11. Identify search competitors. Which sites are ranking for the phrases and topics you want to rank for? Has the ranking changed? What are they doing on their sites to boost their relevance signals that you could emulate and improve upon? Which sites are linking to them and what content have they created to earn those links?
12. Monitor Google Search Console. Nearly every page on Google Search Console contains information that impacts SEO. Click through all messages and every report to look for anything negative to fix, and also for interesting changes that you could potentially capitalize on. You should utilize Google Search Console more than monthly, really, because it’s your direct line to how Google thinks your site should perform.
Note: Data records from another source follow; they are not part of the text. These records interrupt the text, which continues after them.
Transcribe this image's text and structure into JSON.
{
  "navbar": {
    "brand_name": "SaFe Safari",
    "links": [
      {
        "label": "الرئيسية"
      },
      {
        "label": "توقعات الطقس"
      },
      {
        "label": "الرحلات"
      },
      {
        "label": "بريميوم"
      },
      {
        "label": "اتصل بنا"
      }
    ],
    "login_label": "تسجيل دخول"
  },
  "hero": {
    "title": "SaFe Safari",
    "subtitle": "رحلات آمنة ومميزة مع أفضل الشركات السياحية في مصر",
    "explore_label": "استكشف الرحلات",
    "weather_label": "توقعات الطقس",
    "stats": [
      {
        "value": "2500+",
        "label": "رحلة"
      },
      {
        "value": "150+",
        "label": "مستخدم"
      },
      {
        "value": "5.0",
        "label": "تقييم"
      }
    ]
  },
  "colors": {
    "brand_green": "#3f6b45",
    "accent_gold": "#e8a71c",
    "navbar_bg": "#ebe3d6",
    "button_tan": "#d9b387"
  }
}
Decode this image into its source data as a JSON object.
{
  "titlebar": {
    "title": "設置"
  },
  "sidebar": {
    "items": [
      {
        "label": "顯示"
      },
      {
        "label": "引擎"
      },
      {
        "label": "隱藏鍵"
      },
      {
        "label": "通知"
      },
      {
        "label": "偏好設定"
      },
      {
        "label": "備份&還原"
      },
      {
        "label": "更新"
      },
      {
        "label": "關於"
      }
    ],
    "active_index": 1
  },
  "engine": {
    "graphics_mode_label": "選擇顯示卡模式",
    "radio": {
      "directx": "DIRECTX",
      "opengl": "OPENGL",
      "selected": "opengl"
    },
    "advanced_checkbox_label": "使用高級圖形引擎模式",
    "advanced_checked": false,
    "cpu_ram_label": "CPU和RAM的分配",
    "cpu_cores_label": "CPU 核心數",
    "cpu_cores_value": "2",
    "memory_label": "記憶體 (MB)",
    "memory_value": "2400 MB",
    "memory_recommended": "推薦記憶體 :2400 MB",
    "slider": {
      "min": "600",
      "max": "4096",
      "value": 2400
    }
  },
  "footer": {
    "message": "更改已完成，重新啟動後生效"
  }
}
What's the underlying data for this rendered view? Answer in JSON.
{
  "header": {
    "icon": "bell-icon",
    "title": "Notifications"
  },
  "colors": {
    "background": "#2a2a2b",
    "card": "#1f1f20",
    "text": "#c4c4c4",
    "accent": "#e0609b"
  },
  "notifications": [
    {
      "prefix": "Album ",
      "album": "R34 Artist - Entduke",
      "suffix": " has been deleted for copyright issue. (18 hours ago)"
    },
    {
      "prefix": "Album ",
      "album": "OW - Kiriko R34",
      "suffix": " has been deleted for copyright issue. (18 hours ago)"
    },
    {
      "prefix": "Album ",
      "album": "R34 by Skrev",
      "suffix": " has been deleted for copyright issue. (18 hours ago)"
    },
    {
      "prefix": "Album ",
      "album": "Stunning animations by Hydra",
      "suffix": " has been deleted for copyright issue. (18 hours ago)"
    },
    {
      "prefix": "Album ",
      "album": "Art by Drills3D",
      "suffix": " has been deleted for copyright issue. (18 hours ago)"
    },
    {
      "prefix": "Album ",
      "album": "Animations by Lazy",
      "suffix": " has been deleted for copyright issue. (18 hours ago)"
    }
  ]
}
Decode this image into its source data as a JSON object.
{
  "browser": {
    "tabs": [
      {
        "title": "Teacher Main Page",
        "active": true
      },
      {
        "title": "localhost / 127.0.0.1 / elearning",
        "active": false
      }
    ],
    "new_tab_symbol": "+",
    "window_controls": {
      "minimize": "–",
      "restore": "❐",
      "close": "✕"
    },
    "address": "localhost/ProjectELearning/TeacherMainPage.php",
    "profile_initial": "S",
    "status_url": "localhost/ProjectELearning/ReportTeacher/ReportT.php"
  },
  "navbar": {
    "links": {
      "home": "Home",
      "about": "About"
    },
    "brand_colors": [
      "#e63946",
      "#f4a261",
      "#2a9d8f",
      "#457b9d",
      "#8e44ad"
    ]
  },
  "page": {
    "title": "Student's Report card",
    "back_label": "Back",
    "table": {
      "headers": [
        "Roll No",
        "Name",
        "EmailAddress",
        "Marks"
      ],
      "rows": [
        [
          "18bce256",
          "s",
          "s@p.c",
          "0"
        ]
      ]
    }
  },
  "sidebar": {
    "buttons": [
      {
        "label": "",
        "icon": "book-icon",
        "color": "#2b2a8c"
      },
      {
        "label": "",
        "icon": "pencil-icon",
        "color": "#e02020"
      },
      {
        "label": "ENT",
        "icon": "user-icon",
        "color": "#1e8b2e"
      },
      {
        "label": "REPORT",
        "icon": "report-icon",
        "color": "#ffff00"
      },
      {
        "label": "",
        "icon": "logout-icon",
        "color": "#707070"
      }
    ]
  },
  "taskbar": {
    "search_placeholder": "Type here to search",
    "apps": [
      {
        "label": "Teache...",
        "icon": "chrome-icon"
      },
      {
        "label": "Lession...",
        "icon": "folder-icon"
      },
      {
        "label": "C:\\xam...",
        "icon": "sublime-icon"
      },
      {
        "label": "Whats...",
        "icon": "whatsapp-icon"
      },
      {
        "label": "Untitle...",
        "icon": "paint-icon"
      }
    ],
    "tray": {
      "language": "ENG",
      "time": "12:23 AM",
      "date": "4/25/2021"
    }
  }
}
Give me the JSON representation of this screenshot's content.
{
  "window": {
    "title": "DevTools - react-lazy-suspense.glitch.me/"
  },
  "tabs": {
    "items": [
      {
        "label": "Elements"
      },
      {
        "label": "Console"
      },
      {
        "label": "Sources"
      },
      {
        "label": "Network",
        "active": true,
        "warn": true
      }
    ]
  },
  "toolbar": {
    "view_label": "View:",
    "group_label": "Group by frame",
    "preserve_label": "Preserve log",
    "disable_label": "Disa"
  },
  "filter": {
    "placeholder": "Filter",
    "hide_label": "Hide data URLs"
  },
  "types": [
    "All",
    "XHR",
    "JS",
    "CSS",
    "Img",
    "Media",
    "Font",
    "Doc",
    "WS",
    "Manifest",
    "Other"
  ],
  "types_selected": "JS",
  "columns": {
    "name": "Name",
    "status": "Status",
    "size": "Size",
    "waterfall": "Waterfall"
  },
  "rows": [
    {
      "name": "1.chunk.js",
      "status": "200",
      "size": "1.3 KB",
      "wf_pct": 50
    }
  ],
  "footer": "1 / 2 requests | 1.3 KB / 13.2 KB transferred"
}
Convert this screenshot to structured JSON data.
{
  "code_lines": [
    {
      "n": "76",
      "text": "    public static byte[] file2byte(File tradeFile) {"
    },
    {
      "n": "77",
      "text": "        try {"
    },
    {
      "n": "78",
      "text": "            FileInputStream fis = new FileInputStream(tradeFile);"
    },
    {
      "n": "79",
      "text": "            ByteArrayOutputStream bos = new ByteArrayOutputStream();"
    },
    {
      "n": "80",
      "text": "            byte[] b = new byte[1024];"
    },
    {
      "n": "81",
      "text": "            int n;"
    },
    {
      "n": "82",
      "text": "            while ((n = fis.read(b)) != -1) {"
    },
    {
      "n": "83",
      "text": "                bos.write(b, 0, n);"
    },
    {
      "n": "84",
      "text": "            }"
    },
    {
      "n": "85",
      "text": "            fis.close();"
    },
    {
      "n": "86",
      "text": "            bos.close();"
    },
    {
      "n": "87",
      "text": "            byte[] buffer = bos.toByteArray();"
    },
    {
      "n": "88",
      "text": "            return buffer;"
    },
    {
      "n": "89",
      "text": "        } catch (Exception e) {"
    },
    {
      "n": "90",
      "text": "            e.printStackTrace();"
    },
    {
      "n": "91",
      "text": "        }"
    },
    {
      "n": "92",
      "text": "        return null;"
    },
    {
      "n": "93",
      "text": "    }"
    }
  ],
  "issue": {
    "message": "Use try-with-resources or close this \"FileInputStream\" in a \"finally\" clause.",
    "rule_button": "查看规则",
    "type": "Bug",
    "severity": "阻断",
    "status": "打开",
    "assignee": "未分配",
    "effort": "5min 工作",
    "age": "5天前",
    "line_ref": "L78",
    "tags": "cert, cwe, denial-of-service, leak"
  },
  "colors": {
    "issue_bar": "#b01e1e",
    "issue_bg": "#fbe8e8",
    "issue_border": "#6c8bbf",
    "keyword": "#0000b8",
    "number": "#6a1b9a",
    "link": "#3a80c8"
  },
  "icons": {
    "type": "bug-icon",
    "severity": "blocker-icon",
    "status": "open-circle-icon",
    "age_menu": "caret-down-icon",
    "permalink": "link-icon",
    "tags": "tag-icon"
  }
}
But at the least put it on your monthly task list. Save the data from every report you can because it is only available for 90 days. If you have an issue six months from now, you’ll likely want today’s data to help diagnose the problem and plan the solution.
Look to the Future
13. Plan next month’s optimizations. Determine which pages have the most potential increase in traffic and sales from natural search based on a combination of performance data, keyword research, and business priority. Plan who will optimize and when it will launch. Then make a note to measure its performance next month.
14. Acquire promotional calendars. If you don’t have access to your marketing and merchandising teams’ promotional calendars, work hard to get it. Their campaigns and promotions should be informed by the search activity of your shoppers — i.e., keyword research — to ensure the resulting promotional pages are optimized for SEO, if possible.
15. Update keyword research. This is really more of a quarterly activity because keyword trends don’t change monthly. But it’s a good reminder to put it on your monthly task list. Depending on your access, research new, upcoming products all together monthly, in addition to checking out any new campaigns or trends that will be targeted.
16. Discuss content topics with customer support. Every day customer support personnel receives a wealth of data about what customers and prospects value — what they want badly enough to brave a call center. Use that data to create new content on the site and optimize existing content.
17. Take your SEO friends out for a beer. SEO is not possible without assistance from development, user experience, marketing, merchandising, and other teams you work with. Take the time to cultivate a good working relationship with your coworkers so they will be receptive to the sometimes tedious and sometimes urgent SEO issues you bring to them.